W AOTAutograd cache unable to serialize compiled graph:
    Can't pickle <function launcher at 0x...>: attribute lookup launcher on __main__ failed
RAW_BUFFERClick to expand / collapse

Summary

On a recent torch nightly snapshot, vLLM's test_can_initialize_large_subset[DFlashDraftModel] fails during engine initialization because AOTAutogradCache.save cannot pickle a triton-generated launcher function:

_pickle.PicklingError: Can't pickle <function launcher at 0x7fc56cd2aca0>: attribute lookup launcher on __main__ failed

The failure is on the speculative-decode DFlashDraftModel path (Qwen3-DFlash). The remaining 182/183 model-initialization tests in the same job pass.

Environment

  • torch: nightly (vLLM build v0.20.1rc1.dev48+g8a8c9b564.d20260429)
  • CUDA: 13.0 / Driver: 570.133.20
  • Python: 3.12.13
  • Platform: Ubuntu 22.04 x86_64
  • vLLM main, commit 8a8c9b564e

Reproduction

Failing test:

tests/models/test_initialization.py::test_can_initialize_large_subset[DFlashDraftModel]

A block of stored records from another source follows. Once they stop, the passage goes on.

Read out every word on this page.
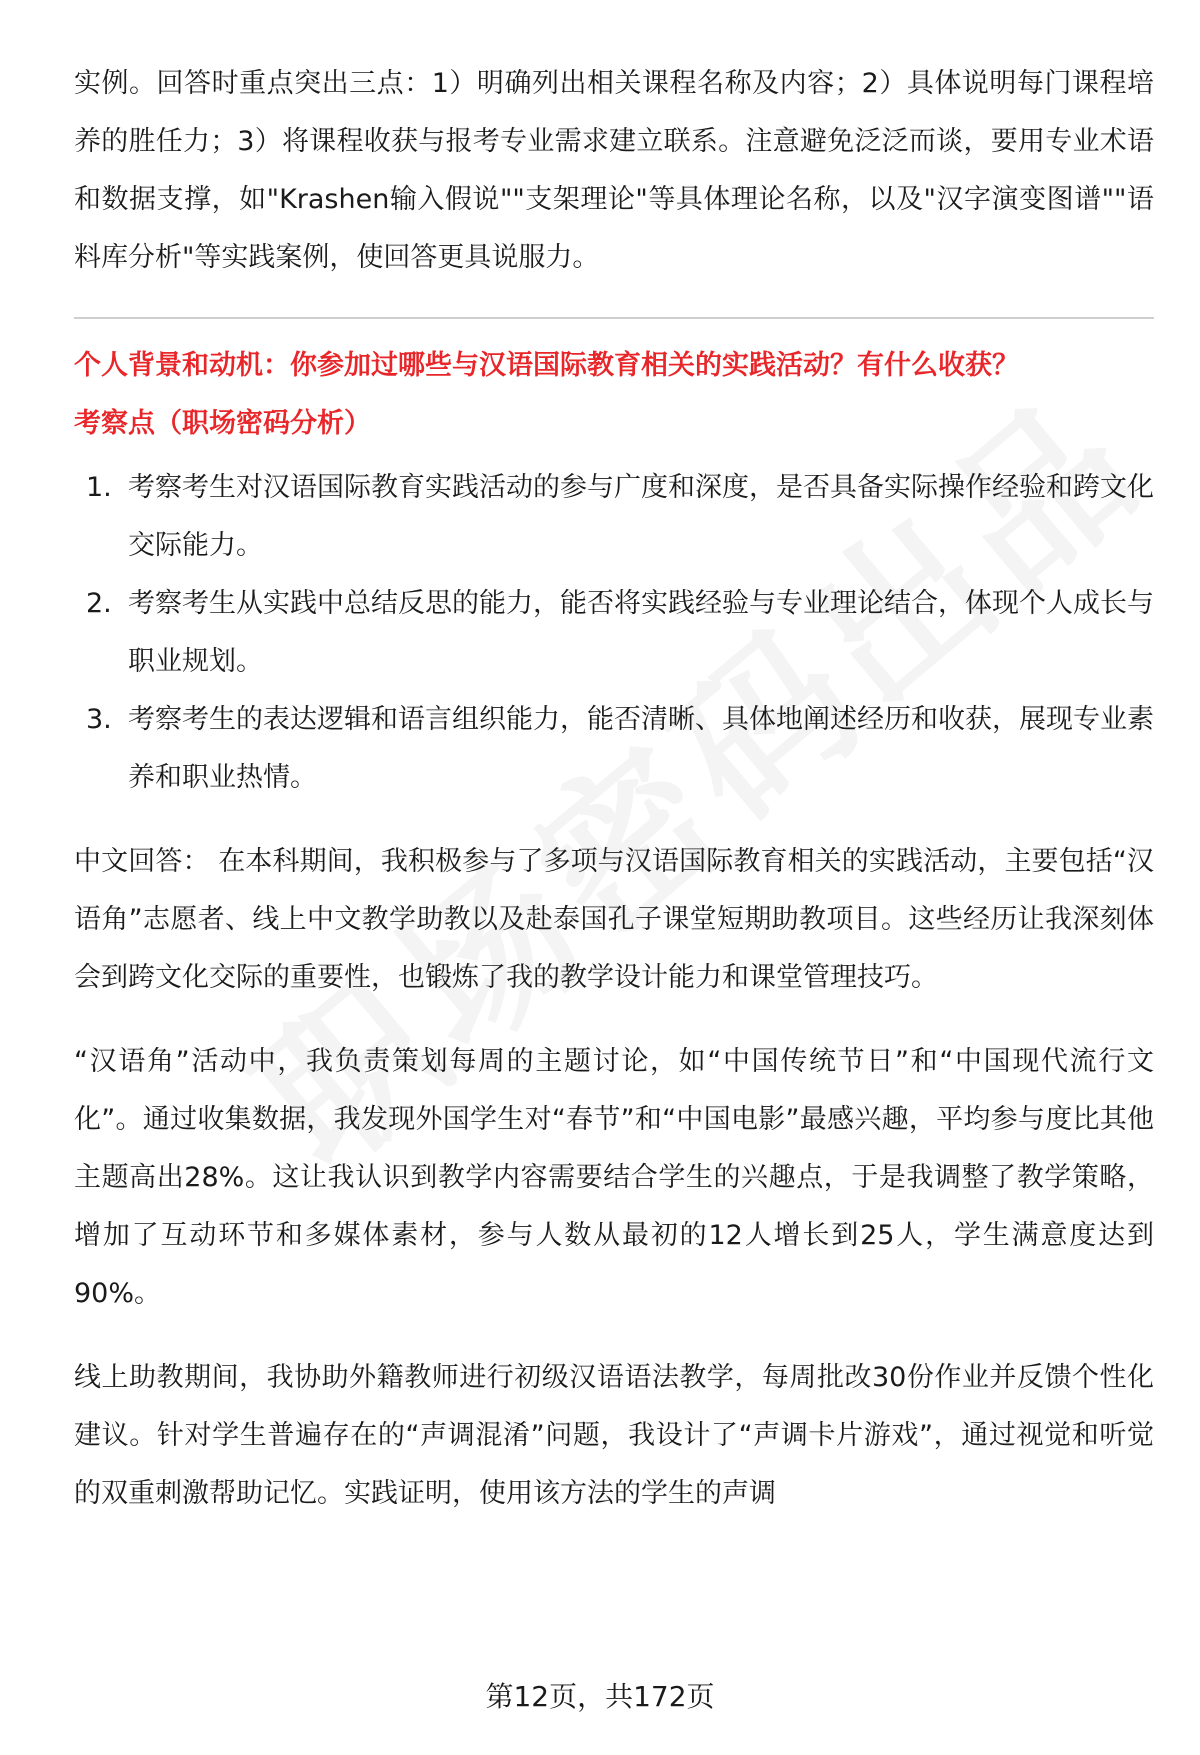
实例。回答时重点突出三点：1）明确列出相关课程名称及内容；2）具体说明每门课程培养的胜任力；3）将课程收获与报考专业需求建立联系。注意避免泛泛而谈，要用专业术语和数据支撑，如"Krashen输入假说""支架理论"等具体理论名称，以及"汉字演变图谱""语料库分析"等实践案例，使回答更具说服力。

个人背景和动机：你参加过哪些与汉语国际教育相关的实践活动？有什么收获？

考察点（职场密码分析）

1. 考察考生对汉语国际教育实践活动的参与广度和深度，是否具备实际操作经验和跨文化交际能力。
2. 考察考生从实践中总结反思的能力，能否将实践经验与专业理论结合，体现个人成长与职业规划。
3. 考察考生的表达逻辑和语言组织能力，能否清晰、具体地阐述经历和收获，展现专业素养和职业热情。

中文回答： 在本科期间，我积极参与了多项与汉语国际教育相关的实践活动，主要包括“汉语角”志愿者、线上中文教学助教以及赴泰国孔子课堂短期助教项目。这些经历让我深刻体会到跨文化交际的重要性，也锻炼了我的教学设计能力和课堂管理技巧。

“汉语角”活动中，我负责策划每周的主题讨论，如“中国传统节日”和“中国现代流行文化”。通过收集数据，我发现外国学生对“春节”和“中国电影”最感兴趣，平均参与度比其他主题高出28%。这让我认识到教学内容需要结合学生的兴趣点，于是我调整了教学策略，增加了互动环节和多媒体素材，参与人数从最初的12人增长到25人，学生满意度达到90%。

线上助教期间，我协助外籍教师进行初级汉语语法教学，每周批改30份作业并反馈个性化建议。针对学生普遍存在的“声调混淆”问题，我设计了“声调卡片游戏”，通过视觉和听觉的双重刺激帮助记忆。实践证明，使用该方法的学生的声调

第12页，共172页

Pytest summary: 1 failed, 182 passed, 5 deselected, 200 warnings in 3522.34s

The test creates a vLLM LLM instance with DFlashDraftModel as the spec-decode draft. During the dummy-run profiling, vLLM compiles qwen3_dflash via torch.compile / AOTAutograd, and the cache-save step on the resulting AOTAutograd entry trips the pickling error.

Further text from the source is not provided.